Мне лично термин «постмодернизм», таким образом используемый, вообще не кажется продуктивным и что-то проясняющим. Постмодернизм в архитектуре был не просто техникой исполнения проектов, но целой идеологией, конфронтирующей с модерном скорее с позиций реакции и возврата к традиции. В России же постмодерн приобрел оттенок радикального разрушения всякой традиции, авангарда без идеологии или авангарда, ударившегося в чистую безответственную игру любыми символами и знаками. Вот в этом и обвинили, по сути, Шарова – историка, выясняющего средствами литературы некоторые пределы и несущие конструкты советской истории и ее корней в истории российской.
На мой взгляд, это не просто недоразумение. В этом перетолковывании смысла того, что делал Шаров, проявился глубокий конфликт самой конструкции русского модерна. Провокативное письмо Шарова вывело конфликт на свет. Конфликт этот вырастает из особого понимания революции, унаследованного советской интеллигенцией от XIX века, исключающего вопрос о революции консервативной581
. Революция и консерватизм противопоставлялись как несовместимые категории. Отсюда родилась крайне упрощенная трактовка сталинской эпохи как простого торжества абсолютного зла, а всей критики сталинизма – как либеральной борьбы за свободу. Особенно пострадал от этой упрощенной оптики Солженицын, поздний консерватизм которого критики сталинизма как Абсолютного Зла просто не в состоянии ни объяснить, ни вывести из предшествующей эволюции писателя; не способны они и вообще построить сколь-нибудь непротиворечивую интерпретационную методологию творчества Солженицына. И уж тем более абсурдным – вопреки всем бросающимся в глаза элементам – для всех адептов Солженицына как продолжателя Великой Традиции выглядит вопрос о тех элементах его нарратива и литературной техники, которые в других случаях служат несомненным признаком «постмодернизма». Вопрос запутан в самых исходных элементах картины мира такого рода жрецов Великой Русской Литературной Традиции (которую якобы продолжил, в их глазах, Солженицын).Не менее запутан с этой точки зрения вопрос об Андрее Платонове, которого, с одной стороны, хотят вывести из-под зачисления в адепты Абсолютного Зла сталинизма, с другой – с трудом находят место его литературным провокациям в рамках «хорошего модерна».
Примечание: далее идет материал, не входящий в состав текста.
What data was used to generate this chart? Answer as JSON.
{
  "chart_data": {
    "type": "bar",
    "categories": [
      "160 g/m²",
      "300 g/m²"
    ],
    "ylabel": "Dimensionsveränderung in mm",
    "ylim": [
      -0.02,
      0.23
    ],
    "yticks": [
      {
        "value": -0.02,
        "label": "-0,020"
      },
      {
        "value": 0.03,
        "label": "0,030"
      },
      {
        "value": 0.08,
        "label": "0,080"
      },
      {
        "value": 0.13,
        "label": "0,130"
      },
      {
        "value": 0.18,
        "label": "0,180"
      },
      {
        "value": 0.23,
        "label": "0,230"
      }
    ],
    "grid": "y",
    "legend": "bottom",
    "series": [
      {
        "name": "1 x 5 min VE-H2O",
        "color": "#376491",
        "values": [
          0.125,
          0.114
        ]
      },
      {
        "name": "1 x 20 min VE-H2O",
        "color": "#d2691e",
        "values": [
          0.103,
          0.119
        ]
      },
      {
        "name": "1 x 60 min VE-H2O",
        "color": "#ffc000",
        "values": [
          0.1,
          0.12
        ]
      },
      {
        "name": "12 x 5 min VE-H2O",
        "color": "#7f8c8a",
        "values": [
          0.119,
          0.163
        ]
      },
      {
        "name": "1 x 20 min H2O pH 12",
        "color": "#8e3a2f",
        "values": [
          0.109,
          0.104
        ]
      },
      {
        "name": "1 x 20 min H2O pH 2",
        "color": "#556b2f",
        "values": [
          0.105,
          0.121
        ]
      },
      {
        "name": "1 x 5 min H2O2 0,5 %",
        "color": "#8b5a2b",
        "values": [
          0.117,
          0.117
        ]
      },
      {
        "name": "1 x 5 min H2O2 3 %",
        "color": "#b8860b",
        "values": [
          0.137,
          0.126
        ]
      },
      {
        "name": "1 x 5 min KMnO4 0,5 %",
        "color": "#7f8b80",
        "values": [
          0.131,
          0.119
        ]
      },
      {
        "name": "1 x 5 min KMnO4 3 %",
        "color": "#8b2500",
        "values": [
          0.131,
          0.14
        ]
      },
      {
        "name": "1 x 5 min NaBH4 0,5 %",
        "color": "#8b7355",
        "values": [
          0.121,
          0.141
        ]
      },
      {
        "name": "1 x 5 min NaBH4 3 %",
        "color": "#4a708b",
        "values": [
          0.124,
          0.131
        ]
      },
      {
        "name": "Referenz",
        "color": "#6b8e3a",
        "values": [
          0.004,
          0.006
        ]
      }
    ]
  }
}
Я хочу продемонстрировать эту концептуальную проблему на одном эпизоде одного романа Владимира Шарова, разобрать интертексты его гипертекста582
, сопоставить с гипотекстами-донорами и поставить вопрос о том, в чем же смысл деструкции и деконструкции, которым подвергает советскую историю Владимир Шаров. Я разберу исключительно линию Лазаря из романа «Воскрешение Лазаря».Взятая сама по себе, вся тема Лазарей в романе кажется бурлеском. Если исходный посыл с темой воскрешения еще более-менее вписывается в пародию на федоровское воскрешение, выступая как бы символом воскрешения как такового, то дальнейшее развитие сюжета (в рамках которого символом и воплощением удавшегося Воскрешения оказывается Лазарь Каганович и финал которого оборачивается мрачным кощунственным макабром христианского торжества чекистских палачей, воскрешающих героев своих расстрельных дел) кажется чем-то малоотличимым от «постмодернистских» игр Сорокина, отрывающего все означающие от их означаемых.
Так или иначе, в этом критики видят своевольную, прихотливую игру индивидуального писательского воображения, разрушающего всякие возможные контексты.
Однако стоит все время держать в уме, что Шаров – главный наследник Платонова в современной литературе, наследник не в стилистике, которой подражать невозможно, да и едва ли уместно, но наследник как тот, кто принял вызов Платонова в постановке им проблем своей современности и их литературного выражения.